One of the Royal Navy's most important victories, it was the final act of naval hero Horatio Nelson.

Many 'in the navy'
On June 30, national celebrations will mark 200 years since he defeated Napoleon's French and Spanish forces.
But there is also a more personal approach - the Trafalgar Ancestors database shows whose forbears were the "hands on deck".

What are the chances?


Part of the battle plan of Trafalgar.

One in six of the 110,000 men in the Navy served in the battle. The 1811 census recorded 6.3m men in the UK and the Royal Navy was one of the biggest employers.

"It was a very cosmopolitan navy", says Pappalardo. "Many men came from different nationalities - Turkish, Chinese, French, Italian, Irish, American and African. The navy recruited near and far."

On board Nelson's 828-crew HMS Victory, they came from the UK, West Indies, America, Holland, Italy, France, Malta and Ireland.

Of the 18,000 at Trafalgar, 4,000 - almost a quarter - were Irish.

Any women here?
The information has been gathered from ships' muster books and paylists, certificates of Navy service and hospital applications made by men who later applied to become in-pensioners at Greenwich Hospital.

Records show the youngest recruit as "third class boy" Thomas Wilcott, eight, on the HMS Neptune. The eldest, 68-year-old John Adams, was onboard the Royal Sovereign. Sir John Franklin, later the arctic explorer, also served.

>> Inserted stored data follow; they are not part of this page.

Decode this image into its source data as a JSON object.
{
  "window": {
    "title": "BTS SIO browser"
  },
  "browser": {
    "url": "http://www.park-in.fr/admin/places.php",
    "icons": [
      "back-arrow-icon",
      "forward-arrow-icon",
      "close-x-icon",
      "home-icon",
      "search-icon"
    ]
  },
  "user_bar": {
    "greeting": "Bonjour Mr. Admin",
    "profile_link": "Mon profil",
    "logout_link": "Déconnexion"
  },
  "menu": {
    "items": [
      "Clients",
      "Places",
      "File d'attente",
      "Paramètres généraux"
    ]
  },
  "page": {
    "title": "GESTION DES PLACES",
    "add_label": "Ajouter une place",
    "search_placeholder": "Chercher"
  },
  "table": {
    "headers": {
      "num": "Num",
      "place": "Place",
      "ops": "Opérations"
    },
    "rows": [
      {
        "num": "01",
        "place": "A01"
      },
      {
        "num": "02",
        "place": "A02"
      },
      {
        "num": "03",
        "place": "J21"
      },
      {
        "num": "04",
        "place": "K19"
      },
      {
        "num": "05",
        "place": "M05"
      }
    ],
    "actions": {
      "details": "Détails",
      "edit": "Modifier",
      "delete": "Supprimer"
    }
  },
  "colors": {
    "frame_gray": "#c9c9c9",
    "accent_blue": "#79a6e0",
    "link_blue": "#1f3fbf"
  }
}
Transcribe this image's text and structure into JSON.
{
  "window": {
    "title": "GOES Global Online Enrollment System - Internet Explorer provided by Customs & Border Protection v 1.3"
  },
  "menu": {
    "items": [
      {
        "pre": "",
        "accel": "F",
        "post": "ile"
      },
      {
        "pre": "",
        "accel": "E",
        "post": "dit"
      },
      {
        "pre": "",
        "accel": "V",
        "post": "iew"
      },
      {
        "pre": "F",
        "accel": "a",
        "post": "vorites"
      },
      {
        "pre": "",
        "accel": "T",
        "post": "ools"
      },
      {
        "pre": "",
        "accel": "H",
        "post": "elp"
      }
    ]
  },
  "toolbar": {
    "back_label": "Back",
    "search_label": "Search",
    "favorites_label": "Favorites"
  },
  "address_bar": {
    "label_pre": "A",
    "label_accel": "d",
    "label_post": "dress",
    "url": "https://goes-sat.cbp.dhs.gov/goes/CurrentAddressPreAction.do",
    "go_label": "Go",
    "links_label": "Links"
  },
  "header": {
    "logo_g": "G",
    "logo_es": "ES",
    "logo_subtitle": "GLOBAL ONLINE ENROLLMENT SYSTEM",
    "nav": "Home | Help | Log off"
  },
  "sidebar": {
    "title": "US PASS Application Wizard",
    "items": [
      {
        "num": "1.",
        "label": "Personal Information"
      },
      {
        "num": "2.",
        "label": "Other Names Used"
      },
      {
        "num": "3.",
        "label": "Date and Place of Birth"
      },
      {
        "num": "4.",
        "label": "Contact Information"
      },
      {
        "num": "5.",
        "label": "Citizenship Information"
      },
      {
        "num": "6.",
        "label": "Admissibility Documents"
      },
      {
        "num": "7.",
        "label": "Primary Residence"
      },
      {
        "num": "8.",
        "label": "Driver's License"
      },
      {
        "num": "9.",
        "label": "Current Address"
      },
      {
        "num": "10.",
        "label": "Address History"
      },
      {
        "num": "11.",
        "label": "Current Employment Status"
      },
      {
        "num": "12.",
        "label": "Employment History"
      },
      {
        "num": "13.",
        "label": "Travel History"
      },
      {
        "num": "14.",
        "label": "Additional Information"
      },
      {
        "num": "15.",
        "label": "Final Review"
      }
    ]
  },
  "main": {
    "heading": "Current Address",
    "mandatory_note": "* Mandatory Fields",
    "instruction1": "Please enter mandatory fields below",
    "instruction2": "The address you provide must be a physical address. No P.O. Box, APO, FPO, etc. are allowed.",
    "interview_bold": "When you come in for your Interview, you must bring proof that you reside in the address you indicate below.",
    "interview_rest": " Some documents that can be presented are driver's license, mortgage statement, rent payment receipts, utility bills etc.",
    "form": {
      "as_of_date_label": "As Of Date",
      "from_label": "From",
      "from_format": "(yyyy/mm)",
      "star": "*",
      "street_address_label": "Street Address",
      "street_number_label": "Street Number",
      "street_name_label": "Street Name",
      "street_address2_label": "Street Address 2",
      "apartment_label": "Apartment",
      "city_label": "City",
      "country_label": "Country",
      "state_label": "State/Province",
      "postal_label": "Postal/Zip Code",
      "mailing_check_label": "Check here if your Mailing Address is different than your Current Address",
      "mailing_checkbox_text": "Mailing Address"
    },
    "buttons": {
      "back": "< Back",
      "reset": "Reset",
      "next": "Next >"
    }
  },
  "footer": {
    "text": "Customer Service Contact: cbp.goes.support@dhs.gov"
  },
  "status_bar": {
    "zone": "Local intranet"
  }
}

The archive has just one woman of the fleet, a Jane Townshend, carrying out "useful services" onboard The Defiance.
"She may have been tending the wounded, cooking, washing clothes," says Pappalardo.

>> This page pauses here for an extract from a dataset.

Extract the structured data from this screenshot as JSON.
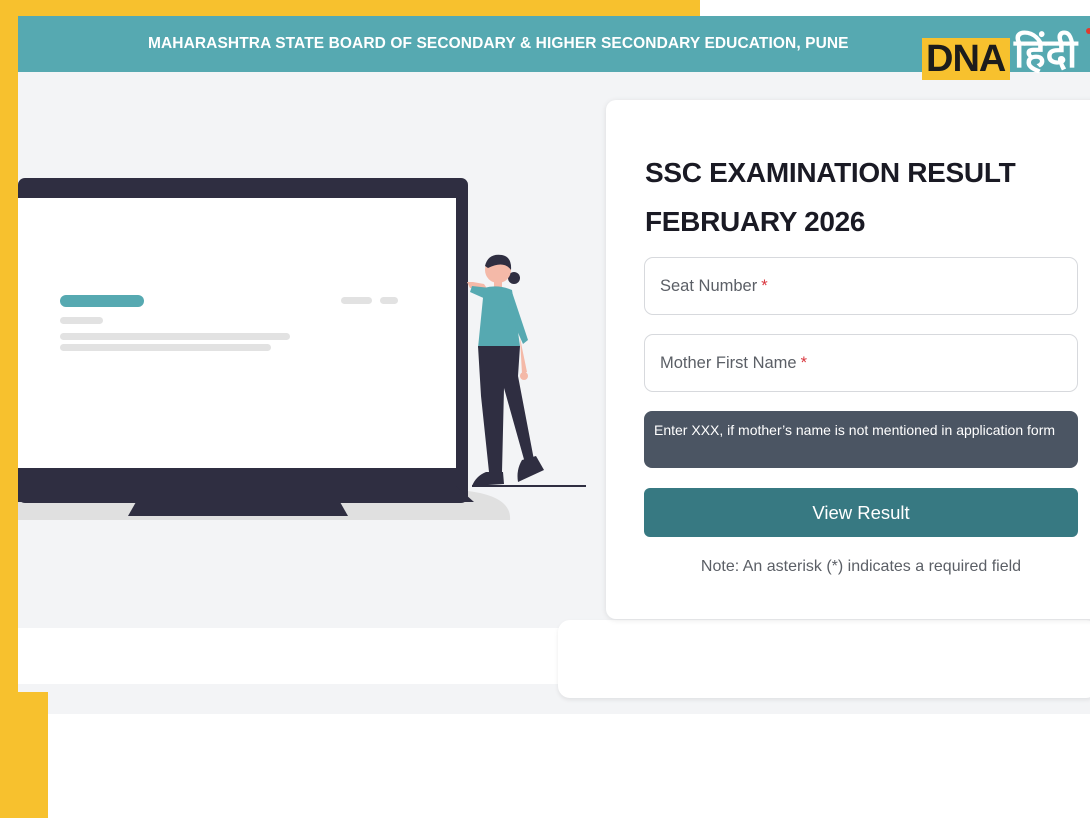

"The muster books recorded no women, because officially they weren't supposed to be on board. But some masqueraded as men to go to sea with their husbands, boyfriends, lovers, or to escape mundane life.

"There were boys and men who gave their birth place as 'at sea', so women must have been there.


HMS Victory carried a cosmopolitan crew of 828 seamen.

Users can search, for free, by name, birth place, age, ship name, rank or rating - the "ordinary seaman" and "able seaman" terms that endure to today.

Military service and ship records, and details of the men's families, will go online as the project develops.

But the archive, and accompanying exhibition, already reveals much about life amid the "crack force" fleet.
"We've found there were 4,000 landsmen, very inexperienced men," says Pappalardo.

"The ships were the sophisticated weapons of mass destruction of the time. Sailing a ship in weather conditions, knowing currents, when to strike. Any false move could've been fatal.

"But they'd trained them up to be that crack force - that's where victory comes from at Trafalgar."